Şeyh Abdülhakîm Efendi “kuddise sirruh” 1907’deki haccı sırasında büyük evliyâ Şeyh Ziyâ Mâsum’un “rahmetullahi aleyh” yüksek iltifatlarına mazhar oldular. Birlikte vedâ tavâfını yaparlarken Şeyh Ziyâ Masum hazretleri kendisine: “Mürşidin Seyyid Fehîm hazretleri tarafından Nakşibendî, Kâdirî, Sühreverdî, Kübrevî, Çeştî tarîkatlerinden memur ve mezun olduğun gibi ilâveten sana Üveysîlik yüksek yolundan da icâzet verdim.” buyurdular.
Seyyid Abdülhakîm Arvâsî hazretleri daha sonra Gümüşsuyu Tepesindeki Kaşgari Dergâhının şeyhliği, imâmlığı ve vâizliği ile vazîfelendirildi. Bu arada 5 Ağustos 1919’da Sultan Vahideddîn Han tarafından Süleymâniye Medresesine tasavvuf müderrisi (ordinaryüs profesörü) olarak da tâyin edildi. Böylece hem çeşitli câmilerde vâz ederek ve hem de üniversitede hoca olarak İslâmiyeti yaymaya başladı.

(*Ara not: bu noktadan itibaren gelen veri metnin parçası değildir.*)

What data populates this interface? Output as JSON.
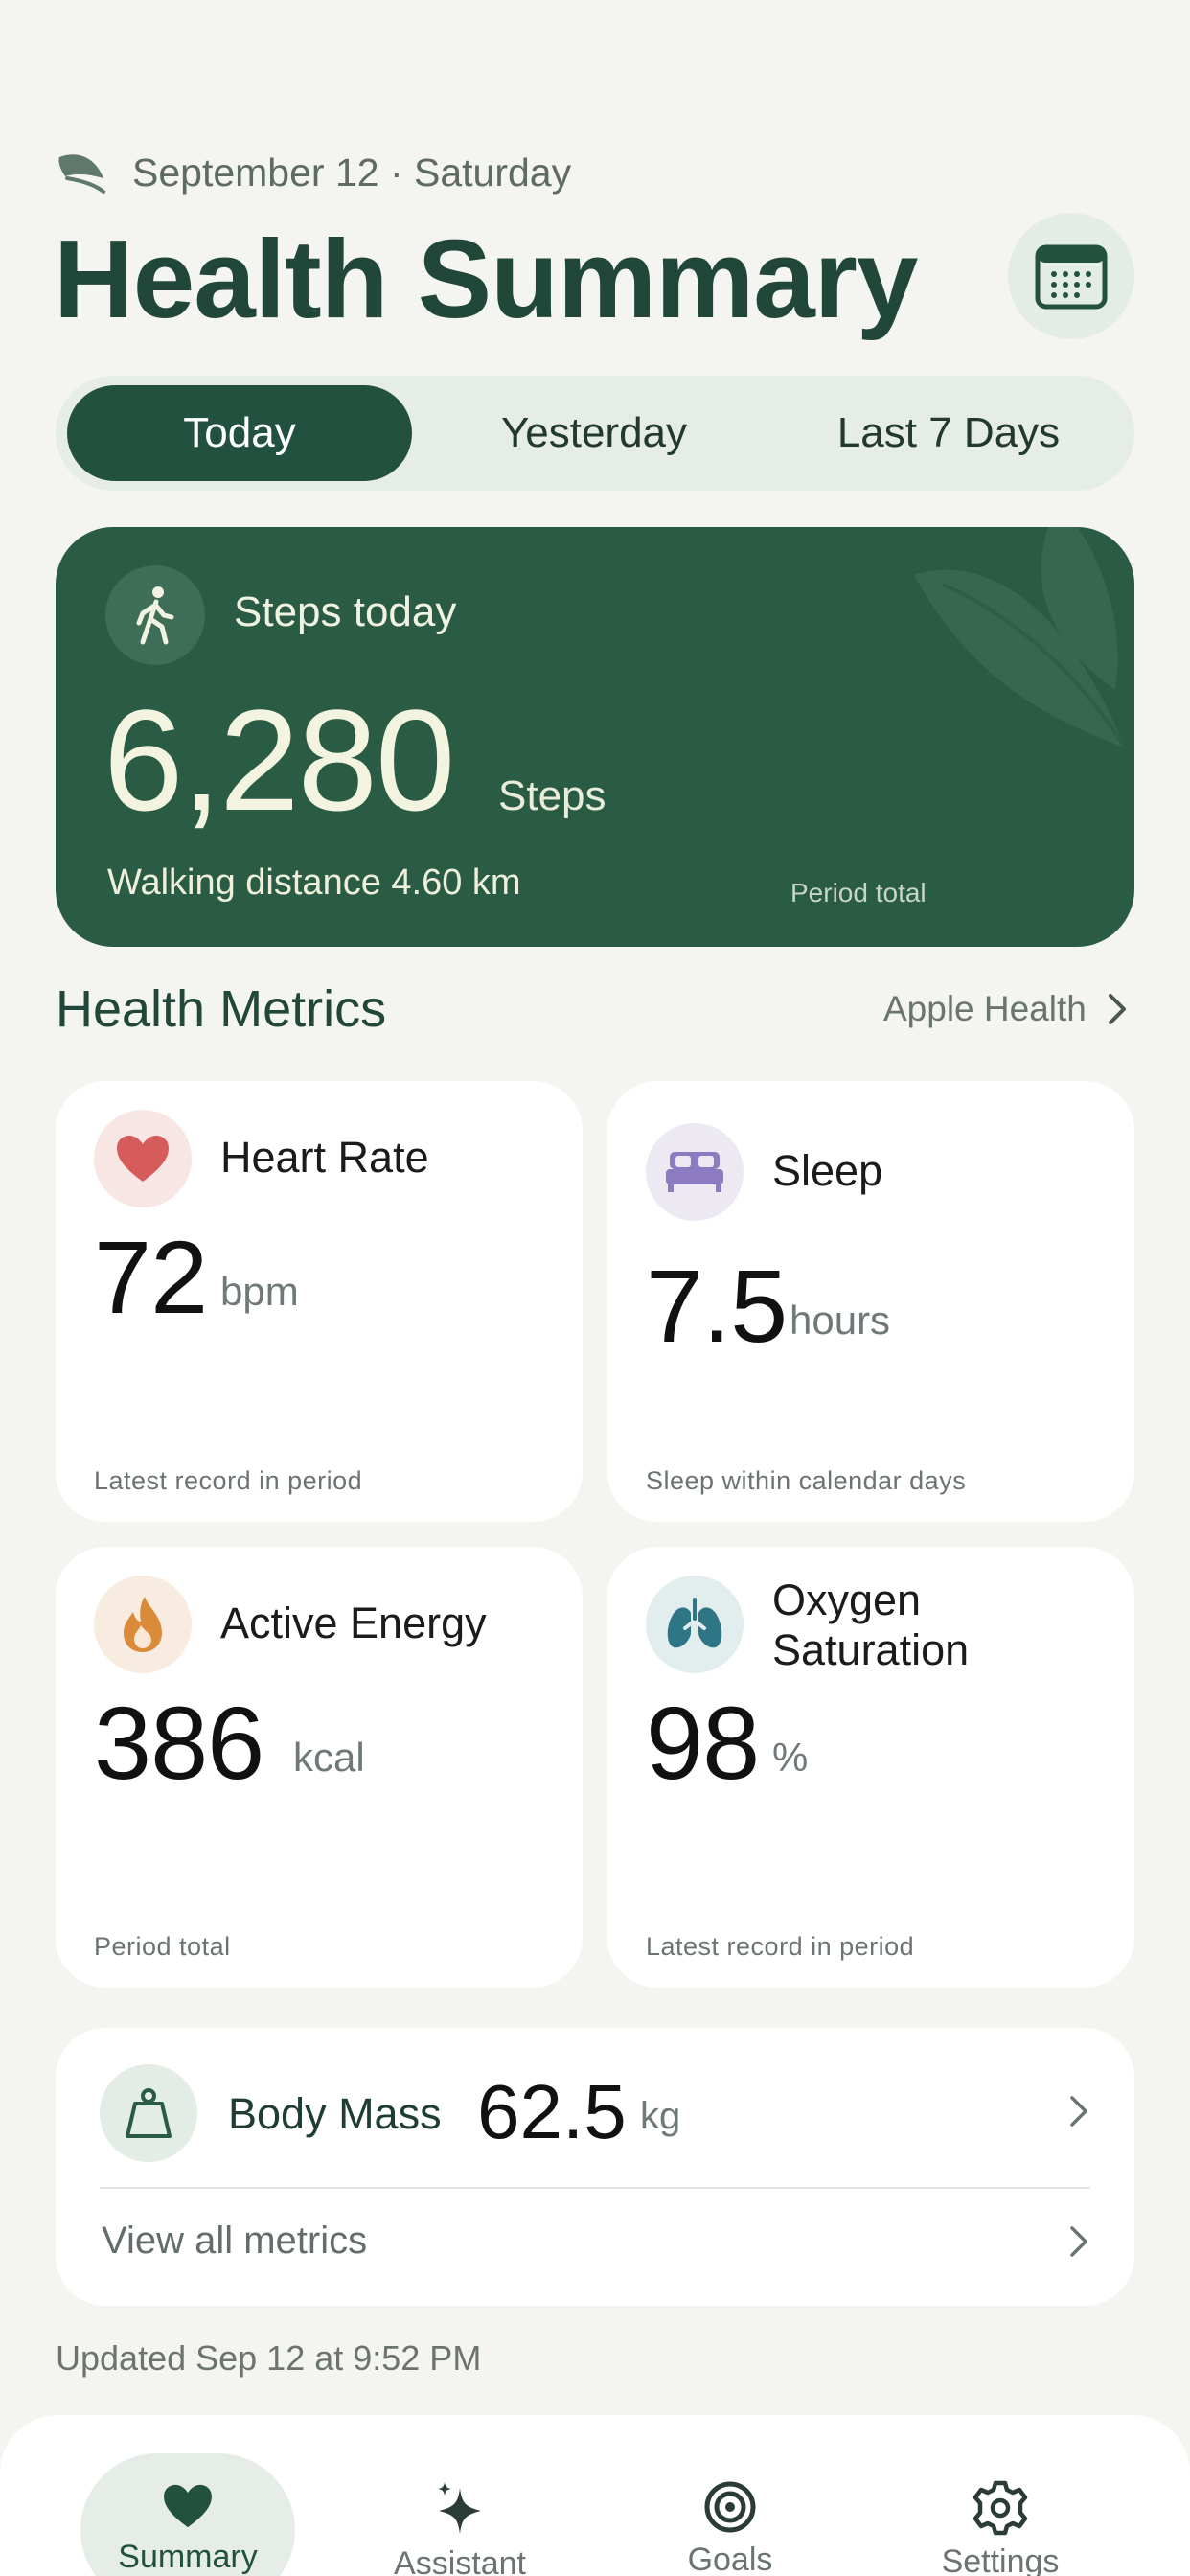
{
  "header": {
    "date": "September 12 · Saturday",
    "title": "Health Summary",
    "calendar_icon": "calendar-icon"
  },
  "segments": [
    {
      "label": "Today",
      "active": true
    },
    {
      "label": "Yesterday",
      "active": false
    },
    {
      "label": "Last 7 Days",
      "active": false
    }
  ],
  "steps": {
    "label": "Steps today",
    "value": "6,280",
    "unit": "Steps",
    "distance": "Walking distance 4.60 km",
    "period": "Period total"
  },
  "metrics_section": {
    "title": "Health Metrics",
    "link": "Apple Health"
  },
  "metrics": {
    "heart": {
      "title": "Heart Rate",
      "value": "72",
      "unit": "bpm",
      "foot": "Latest record in period",
      "color": "#d65c5c"
    },
    "sleep": {
      "title": "Sleep",
      "value": "7.5",
      "unit": "hours",
      "foot": "Sleep within calendar days",
      "color": "#8c7bc0"
    },
    "energy": {
      "title": "Active Energy",
      "value": "386",
      "unit": "kcal",
      "foot": "Period total",
      "color": "#d98b3a"
    },
    "oxygen": {
      "title_line1": "Oxygen",
      "title_line2": "Saturation",
      "value": "98",
      "unit": "%",
      "foot": "Latest record in period",
      "color": "#2e7685"
    }
  },
  "body_mass": {
    "title": "Body Mass",
    "value": "62.5",
    "unit": "kg",
    "view_all": "View all metrics"
  },
  "updated": "Updated Sep 12 at 9:52 PM",
  "tabs": [
    {
      "label": "Summary",
      "icon": "heart-icon",
      "active": true
    },
    {
      "label": "Assistant",
      "icon": "sparkle-icon",
      "active": false
    },
    {
      "label": "Goals",
      "icon": "target-icon",
      "active": false
    },
    {
      "label": "Settings",
      "icon": "gear-icon",
      "active": false
    }
  ],
  "colors": {
    "brand": "#22513f",
    "background": "#f4f4f0"
  }
}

Seyyid Abdülhakîm Efendi din bilgilerinde ve tasavvufun ince bilgilerinde çok derin idi. Üniversite mensupları, fen ve devlet adamları, çözülemez sandıkları güç bilgileri sormaya gelir, sohbetinde, dersinde bir saat kadar oturunca, cevâbını alır, sormaya lüzum kalmadan, o bilgi ile doymuş olarak geri dönerdi.Teveccühünü, sevgisini kazananlar, sayısız kerâmetler görürdü. Çok mütevâzı, pek alçak gönüllü idi. Ben dediği hiç işitilmemişti. İslâm âlimlerinin adı geçtiği zaman:
“Bizler o büyüklerin yanında hazır olsak sorulmayız, gâib olsak aranmayız.” ve;
“Bizler o büyüklerin yazılarını anlayamayız. Ancak bereketlenmek için okuruz.” buyururdu. Halbuki kendisi bu bilgilerin mütehassısı idi.